Luckily Brewster was not sick long. It started that same morning he died—he was having a hard time standing up after sleeping so I assumed he was starting to get a little arthritis and once we got him some medicine he would be fine. I went to work and the kids checked in on him throughout the day and let me know he seemed OK, but just tired. When I got home that evening, he was laying by the front door, which was unusual for him. I said his name, he looked up and kind of gave me a smile and then that was it. His eyes glazed over and he never really woke up again. It’s like he was waiting for me to get home and say goodbye.

Veronica helped me track down the emergency vet and then Jude scooped him up and carried him to the car. We drove him over to the animal hospital, but he was pretty much gone by the time we got there. The doctor said his stomach was full of blood and he would most likely end up suffering like that all night until he passed on his own. Veronica made the decision to not watch, so Jude and I held each other and cried as we said goodbye to Brewster one last time, knowing he was already on his way to Robby.
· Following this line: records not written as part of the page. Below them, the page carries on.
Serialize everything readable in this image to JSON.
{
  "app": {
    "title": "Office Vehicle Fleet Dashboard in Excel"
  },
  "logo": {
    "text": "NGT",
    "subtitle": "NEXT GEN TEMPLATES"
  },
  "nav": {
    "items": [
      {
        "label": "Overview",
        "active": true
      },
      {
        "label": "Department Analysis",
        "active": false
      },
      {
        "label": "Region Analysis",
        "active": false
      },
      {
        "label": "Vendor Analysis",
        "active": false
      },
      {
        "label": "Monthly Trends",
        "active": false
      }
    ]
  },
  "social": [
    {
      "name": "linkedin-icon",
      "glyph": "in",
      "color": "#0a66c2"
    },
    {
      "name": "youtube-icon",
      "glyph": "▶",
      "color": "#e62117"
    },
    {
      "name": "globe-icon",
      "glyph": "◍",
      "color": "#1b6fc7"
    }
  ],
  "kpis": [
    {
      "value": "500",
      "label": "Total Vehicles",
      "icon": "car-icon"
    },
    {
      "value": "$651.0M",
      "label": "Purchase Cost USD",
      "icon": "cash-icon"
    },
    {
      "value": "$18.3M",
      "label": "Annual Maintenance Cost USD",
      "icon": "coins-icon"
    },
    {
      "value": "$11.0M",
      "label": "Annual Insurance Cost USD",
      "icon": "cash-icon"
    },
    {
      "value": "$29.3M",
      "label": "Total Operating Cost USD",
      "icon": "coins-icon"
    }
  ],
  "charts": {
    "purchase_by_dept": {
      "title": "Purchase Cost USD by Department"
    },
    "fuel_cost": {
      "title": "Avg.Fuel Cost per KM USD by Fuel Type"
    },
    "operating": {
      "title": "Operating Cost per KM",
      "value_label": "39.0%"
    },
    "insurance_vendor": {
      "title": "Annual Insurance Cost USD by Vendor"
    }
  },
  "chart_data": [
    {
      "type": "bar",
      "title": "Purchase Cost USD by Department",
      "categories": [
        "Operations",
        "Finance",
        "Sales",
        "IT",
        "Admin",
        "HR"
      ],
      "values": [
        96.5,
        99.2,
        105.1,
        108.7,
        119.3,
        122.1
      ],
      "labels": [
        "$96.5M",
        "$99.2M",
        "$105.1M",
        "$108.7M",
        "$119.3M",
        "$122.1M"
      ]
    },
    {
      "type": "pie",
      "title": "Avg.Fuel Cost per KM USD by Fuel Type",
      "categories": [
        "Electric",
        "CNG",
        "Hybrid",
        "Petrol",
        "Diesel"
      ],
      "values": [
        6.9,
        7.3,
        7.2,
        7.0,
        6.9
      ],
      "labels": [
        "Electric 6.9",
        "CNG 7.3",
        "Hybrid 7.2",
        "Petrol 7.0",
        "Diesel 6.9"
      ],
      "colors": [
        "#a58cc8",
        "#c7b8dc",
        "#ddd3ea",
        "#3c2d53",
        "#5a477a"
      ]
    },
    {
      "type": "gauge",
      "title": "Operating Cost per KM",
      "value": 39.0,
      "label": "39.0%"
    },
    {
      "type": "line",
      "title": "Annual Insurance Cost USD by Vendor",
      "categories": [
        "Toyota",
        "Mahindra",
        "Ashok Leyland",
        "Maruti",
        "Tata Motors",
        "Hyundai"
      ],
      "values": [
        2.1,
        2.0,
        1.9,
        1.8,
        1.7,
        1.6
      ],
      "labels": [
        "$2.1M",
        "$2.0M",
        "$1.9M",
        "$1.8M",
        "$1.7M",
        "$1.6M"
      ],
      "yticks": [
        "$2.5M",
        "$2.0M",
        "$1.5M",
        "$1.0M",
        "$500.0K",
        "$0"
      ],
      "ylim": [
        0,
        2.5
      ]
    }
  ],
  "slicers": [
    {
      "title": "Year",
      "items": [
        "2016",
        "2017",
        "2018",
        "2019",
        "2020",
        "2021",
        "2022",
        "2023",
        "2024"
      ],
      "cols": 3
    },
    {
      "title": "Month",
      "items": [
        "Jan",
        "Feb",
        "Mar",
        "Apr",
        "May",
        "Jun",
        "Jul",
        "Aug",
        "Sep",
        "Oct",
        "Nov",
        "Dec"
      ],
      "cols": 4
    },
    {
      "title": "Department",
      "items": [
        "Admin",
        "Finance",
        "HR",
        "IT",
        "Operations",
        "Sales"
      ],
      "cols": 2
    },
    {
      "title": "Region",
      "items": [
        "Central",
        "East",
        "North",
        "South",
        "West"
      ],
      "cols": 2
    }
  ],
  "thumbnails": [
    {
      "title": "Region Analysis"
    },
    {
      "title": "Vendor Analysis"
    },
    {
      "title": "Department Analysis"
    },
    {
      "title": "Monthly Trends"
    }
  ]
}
I’m usually pretty good at allowing myself to be sad for a while and then shaking it off and moving forward, but I’m having a really hard time already. I kept thinking I needed to call Robby and tell him about Brewster. And then I’d catch myself and be like, WTF? I haven’t thought about calling Robby in a long time. I wake up in the morning and have to remind myself Brewster is not waiting on me to get up and take him outside. And now I’m back to having to remind myself that Robby isn’t here either.

The holidays are coming up and not having Robby here for the holidays is really hard. I feel like last year I was on autopilot so I could just keep moving through the motions, but this time around, I’m just having a really hard time and going through the motions is just not happening yet.

And I guess it’s because this is the first really bad family crisis we’ve had since Robby died and he’s not here to make things better. The kids have been great and have tried to help me, but I just feel like something is missing. And I finally realized this morning that the something that is missing is that big Robby hug that makes everything better, even when you’re still really sad. Not having him here to talk to is one of the hardest parts of every day. Having so much to tell him and just having to sit and talk to myself like a crazy person, hoping Robby can hear me. And sometimes I can hear him answer back and say, “Everything is going to be OK. You got this.” And I usually answer back, “I know. I just hate this so much.”